In the last article in the series on influential Egyptian women, Ahram Online sheds light on the life of Nabaweya Moussa, known as the First Educator
16 March marks Egyptian Women’s Day for a good reason. On this day in 1919, 300 Egyptian women led by Huda Shaarawi marched against British occupation. One woman, Hamida Khalil, was killed, making her the first female martyr that day. On that same day four years later, Shaarawi led the march to form Egypt’s first feminist movement. The march progressed from then on.
This year, Ahram Online celebrates Egyptian Women’s Day in collaboration with the AUC Rare Books and Special Collection Library, by sharing the stories of inspiring Egyptian women who led the march for women’s rights in the country. Every Thursday, the biography of an inspiring Egyptian woman will be shared. After exploring the life of Huda Shaarawi (1879-1947), the woman behind the march, and Doria Shafik (1908-1975) the “Daughter of The Nile,” the life and struggle of Aziza Hussein (1919-2015) the “People’s Ambassador,” we end the series with a salute to Nabaweya Moussa (1886 -1951), the First Educator.
Nabaweya Moussa (1886 -1951)
Nabaweya Moussa made several groundbreaking achievements. She was the first Egyptian woman to attain her bachelor’s degree, become a tutor, become a woman principal, establish her own private schools, and acquire the Nile Badge. Her resilience and rebellion against traditions that constrained women in Egyptian society made her a prominent figure.
Poor handwriting, valuable content
In her memoirs titled My History Written by Myself, published in 1999 by the Women and Memory Forum, Moussa described her upbringing in a society that did not welcome education for women.
Her mother’s comment, “Teach them how to spin and weave but not calligraphy,” was her initial response when Nabaweya asked to learn how to read and write like her brother. Her wit and persistence at a very early age led her to grab her right to education by her own hands. Initially, she read from her older brother’s school books and learned all of the poems he recited at school. Her brother’s private Arabic tutor helped her to read Arabic.
When she was 13, she applied for her Ibtedaía (Sixth Primary) degree at Al-Saneya Girls’ School for Tutors. At that time, it was the highest form of education any Egyptian girl could attain. She stole the khytm (seal) of her mother to sign the papers of her registration behind her back, for her mother could not read or write. She even sold some of her own jewellery to pay for the fees.
The bold 13-year-old girl passed her exams along with two other girls in 1903. Her teachers were very impressed by the self-educated girl who was never taught how to use a pen properly, yet her writing style was excellent.
The first Egyptian woman principal
Soon, she was assigned the job of a teacher at Abbas Helmy School for a salary of EGP 6, while her male counterparts were given double her salary. When she questioned the discrimination, she was told that the men attained the bachelor’s degree while no Egyptian women did. And so she applied and managed to become the first Egyptian woman to attain her bachelor’s degree in 1907.

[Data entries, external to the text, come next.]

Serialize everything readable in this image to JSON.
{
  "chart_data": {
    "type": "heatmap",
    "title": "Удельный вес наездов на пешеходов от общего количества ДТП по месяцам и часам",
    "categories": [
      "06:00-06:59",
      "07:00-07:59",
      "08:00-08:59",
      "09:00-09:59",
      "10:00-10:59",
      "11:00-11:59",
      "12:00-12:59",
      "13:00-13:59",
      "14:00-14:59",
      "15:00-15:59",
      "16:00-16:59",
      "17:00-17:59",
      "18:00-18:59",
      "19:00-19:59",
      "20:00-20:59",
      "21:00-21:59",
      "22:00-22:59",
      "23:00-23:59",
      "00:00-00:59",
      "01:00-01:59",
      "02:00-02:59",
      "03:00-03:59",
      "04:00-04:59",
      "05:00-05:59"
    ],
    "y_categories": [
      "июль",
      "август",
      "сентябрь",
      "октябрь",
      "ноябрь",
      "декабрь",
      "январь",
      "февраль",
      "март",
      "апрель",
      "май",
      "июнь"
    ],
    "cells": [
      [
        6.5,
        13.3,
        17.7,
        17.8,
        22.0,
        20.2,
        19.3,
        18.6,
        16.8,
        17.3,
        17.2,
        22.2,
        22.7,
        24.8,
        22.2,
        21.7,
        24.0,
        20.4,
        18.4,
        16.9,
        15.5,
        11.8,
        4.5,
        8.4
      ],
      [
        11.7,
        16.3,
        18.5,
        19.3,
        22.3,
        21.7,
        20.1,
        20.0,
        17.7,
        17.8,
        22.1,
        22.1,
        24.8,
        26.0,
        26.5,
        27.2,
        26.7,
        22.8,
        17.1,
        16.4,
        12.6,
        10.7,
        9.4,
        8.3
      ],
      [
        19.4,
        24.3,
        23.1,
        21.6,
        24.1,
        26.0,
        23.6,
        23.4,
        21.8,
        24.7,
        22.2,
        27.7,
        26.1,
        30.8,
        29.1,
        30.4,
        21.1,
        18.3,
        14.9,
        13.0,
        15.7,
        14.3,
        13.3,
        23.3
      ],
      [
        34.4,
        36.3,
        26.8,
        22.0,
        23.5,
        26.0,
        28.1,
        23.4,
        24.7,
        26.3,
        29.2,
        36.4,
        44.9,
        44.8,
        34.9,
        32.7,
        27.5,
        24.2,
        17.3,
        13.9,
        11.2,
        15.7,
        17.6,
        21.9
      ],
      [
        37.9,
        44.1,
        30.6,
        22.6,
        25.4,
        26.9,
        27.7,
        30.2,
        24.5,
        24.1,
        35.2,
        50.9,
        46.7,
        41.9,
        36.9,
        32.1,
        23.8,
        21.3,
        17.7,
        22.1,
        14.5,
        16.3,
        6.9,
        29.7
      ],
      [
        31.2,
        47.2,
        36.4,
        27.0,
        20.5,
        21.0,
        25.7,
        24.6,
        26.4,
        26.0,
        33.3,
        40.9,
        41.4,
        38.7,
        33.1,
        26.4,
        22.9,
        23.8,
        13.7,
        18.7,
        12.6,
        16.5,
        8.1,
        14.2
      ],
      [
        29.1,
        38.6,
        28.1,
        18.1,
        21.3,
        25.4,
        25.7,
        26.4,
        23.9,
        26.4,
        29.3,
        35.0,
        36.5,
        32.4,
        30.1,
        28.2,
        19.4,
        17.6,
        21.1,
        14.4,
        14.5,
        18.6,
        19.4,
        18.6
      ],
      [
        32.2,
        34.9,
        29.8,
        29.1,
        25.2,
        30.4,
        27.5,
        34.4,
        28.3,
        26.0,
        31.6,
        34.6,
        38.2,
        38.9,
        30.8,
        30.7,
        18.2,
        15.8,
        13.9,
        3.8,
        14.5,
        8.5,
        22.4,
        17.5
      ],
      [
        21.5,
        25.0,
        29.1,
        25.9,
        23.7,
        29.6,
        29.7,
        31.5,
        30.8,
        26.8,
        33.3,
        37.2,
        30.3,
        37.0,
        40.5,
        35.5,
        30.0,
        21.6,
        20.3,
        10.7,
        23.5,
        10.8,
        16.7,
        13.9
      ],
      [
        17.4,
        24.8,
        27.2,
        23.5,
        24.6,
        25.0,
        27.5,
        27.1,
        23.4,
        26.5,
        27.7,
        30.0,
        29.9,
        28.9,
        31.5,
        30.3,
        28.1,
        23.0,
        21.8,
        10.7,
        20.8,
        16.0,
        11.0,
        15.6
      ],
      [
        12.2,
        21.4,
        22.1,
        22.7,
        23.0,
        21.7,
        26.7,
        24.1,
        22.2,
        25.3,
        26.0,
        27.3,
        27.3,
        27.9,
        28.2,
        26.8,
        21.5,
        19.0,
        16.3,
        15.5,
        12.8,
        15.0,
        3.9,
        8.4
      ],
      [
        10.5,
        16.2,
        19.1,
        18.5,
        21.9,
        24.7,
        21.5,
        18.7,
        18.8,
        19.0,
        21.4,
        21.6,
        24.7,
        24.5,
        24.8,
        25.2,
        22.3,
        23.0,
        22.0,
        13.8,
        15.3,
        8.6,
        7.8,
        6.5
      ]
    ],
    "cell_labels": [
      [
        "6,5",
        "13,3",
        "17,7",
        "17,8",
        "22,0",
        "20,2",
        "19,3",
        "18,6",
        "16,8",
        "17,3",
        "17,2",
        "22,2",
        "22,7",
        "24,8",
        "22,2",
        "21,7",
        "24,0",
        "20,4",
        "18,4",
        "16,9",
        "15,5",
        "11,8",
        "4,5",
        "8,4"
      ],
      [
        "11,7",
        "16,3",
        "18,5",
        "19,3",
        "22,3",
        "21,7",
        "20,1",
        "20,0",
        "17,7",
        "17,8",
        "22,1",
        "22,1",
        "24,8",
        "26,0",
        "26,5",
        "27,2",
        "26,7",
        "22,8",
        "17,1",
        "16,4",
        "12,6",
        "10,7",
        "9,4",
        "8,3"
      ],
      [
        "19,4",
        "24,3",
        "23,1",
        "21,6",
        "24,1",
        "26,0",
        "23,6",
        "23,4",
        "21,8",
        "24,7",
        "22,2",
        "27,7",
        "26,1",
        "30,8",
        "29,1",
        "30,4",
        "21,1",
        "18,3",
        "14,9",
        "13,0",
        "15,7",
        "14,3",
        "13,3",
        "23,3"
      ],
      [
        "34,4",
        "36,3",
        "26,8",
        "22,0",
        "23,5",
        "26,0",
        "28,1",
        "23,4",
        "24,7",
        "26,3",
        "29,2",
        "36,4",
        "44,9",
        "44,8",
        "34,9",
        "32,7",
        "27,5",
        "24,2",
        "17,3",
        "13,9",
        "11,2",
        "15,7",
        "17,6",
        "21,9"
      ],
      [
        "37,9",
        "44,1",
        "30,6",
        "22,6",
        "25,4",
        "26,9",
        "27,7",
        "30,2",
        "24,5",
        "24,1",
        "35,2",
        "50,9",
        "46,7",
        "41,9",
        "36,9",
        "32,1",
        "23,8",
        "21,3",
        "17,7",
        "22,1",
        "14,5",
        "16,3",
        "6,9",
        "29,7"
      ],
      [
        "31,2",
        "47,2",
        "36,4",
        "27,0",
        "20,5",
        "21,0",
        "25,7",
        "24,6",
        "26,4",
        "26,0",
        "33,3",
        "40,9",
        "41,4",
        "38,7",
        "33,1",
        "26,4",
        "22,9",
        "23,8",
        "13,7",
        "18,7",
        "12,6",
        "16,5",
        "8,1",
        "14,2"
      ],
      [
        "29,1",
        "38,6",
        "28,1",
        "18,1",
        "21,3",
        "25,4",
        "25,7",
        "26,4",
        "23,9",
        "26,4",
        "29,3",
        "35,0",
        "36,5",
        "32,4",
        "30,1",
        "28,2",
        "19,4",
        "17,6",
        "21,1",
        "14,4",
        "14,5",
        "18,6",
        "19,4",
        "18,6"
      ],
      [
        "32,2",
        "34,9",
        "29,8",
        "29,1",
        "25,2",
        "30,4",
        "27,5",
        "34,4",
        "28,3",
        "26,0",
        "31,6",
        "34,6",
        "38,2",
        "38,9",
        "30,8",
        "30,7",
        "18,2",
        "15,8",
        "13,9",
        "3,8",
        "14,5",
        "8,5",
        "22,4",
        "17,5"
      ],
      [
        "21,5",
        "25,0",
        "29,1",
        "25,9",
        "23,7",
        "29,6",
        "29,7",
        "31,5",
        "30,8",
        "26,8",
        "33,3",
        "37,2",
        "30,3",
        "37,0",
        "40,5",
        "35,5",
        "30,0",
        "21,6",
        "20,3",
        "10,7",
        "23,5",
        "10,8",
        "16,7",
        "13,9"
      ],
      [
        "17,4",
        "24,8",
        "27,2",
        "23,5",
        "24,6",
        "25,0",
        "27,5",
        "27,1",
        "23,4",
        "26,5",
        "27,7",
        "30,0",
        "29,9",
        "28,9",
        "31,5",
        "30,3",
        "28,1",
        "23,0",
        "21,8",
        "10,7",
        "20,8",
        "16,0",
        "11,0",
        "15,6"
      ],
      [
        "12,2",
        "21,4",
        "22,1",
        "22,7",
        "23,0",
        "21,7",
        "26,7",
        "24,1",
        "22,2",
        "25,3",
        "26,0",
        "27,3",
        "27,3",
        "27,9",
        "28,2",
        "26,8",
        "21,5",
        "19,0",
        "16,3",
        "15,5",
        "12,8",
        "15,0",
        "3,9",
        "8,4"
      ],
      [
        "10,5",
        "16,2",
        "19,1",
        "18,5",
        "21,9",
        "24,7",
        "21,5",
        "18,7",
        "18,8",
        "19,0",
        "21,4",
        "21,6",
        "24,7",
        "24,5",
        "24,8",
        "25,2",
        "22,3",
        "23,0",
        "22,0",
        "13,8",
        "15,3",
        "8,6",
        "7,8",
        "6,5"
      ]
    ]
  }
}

Known for her strictness and knowledge, she became the first Egyptian woman principal and then the head of inspectors at the Ministry of Education. She founded several schools for girls under her name in 1920, making her a pioneer in the field of Egyptian private schools for girls and eligible for the Nile Badge that was granted to her by king Fouad after visiting her schools and seeing her great impact on national education.
The feminist and patriotic writer
Moussa’s life was not solely focused on education. She was a creative writer whose essays were published under a false name “A Free Consciousness in a Sensitive Body” because, back in the day, it was prohibited to write in published papers while being a government employee. Her essays were often regarded as a subtle condemnation of the British occupation in Egypt, and they were so eloquent that they grabbed the attention of Egyptian political leader Saad Zaghloul at the time.
She founded her own women’s magazine, Al-Fatah, and became one of the key figures of the Egyptian feminist movement and one of two women who accompanied Huda Shaarawi to attend the first International Women Federation Conference in Rome in 1923.
As a feminist, Moussa adopted her own interpretation when it came to hijab and sofor. During this era, the word hijab did not mean head cover; it meant face cover, and sofor meant taking the face cover off. In her memoirs, she remembers a debate with a male counterpart who argued that women should cover their faces because their faces were seductive. She argued back, saying that there was no religious prohibition of showing a woman’s face, that Egyptian peasants do not cover their faces, and that the white transparent cloth barely covers the face. “Besides, since you men claim to be wiser and have better minds than women, then how come you are seduced by seeing their faces,” she wrote in her memoirs.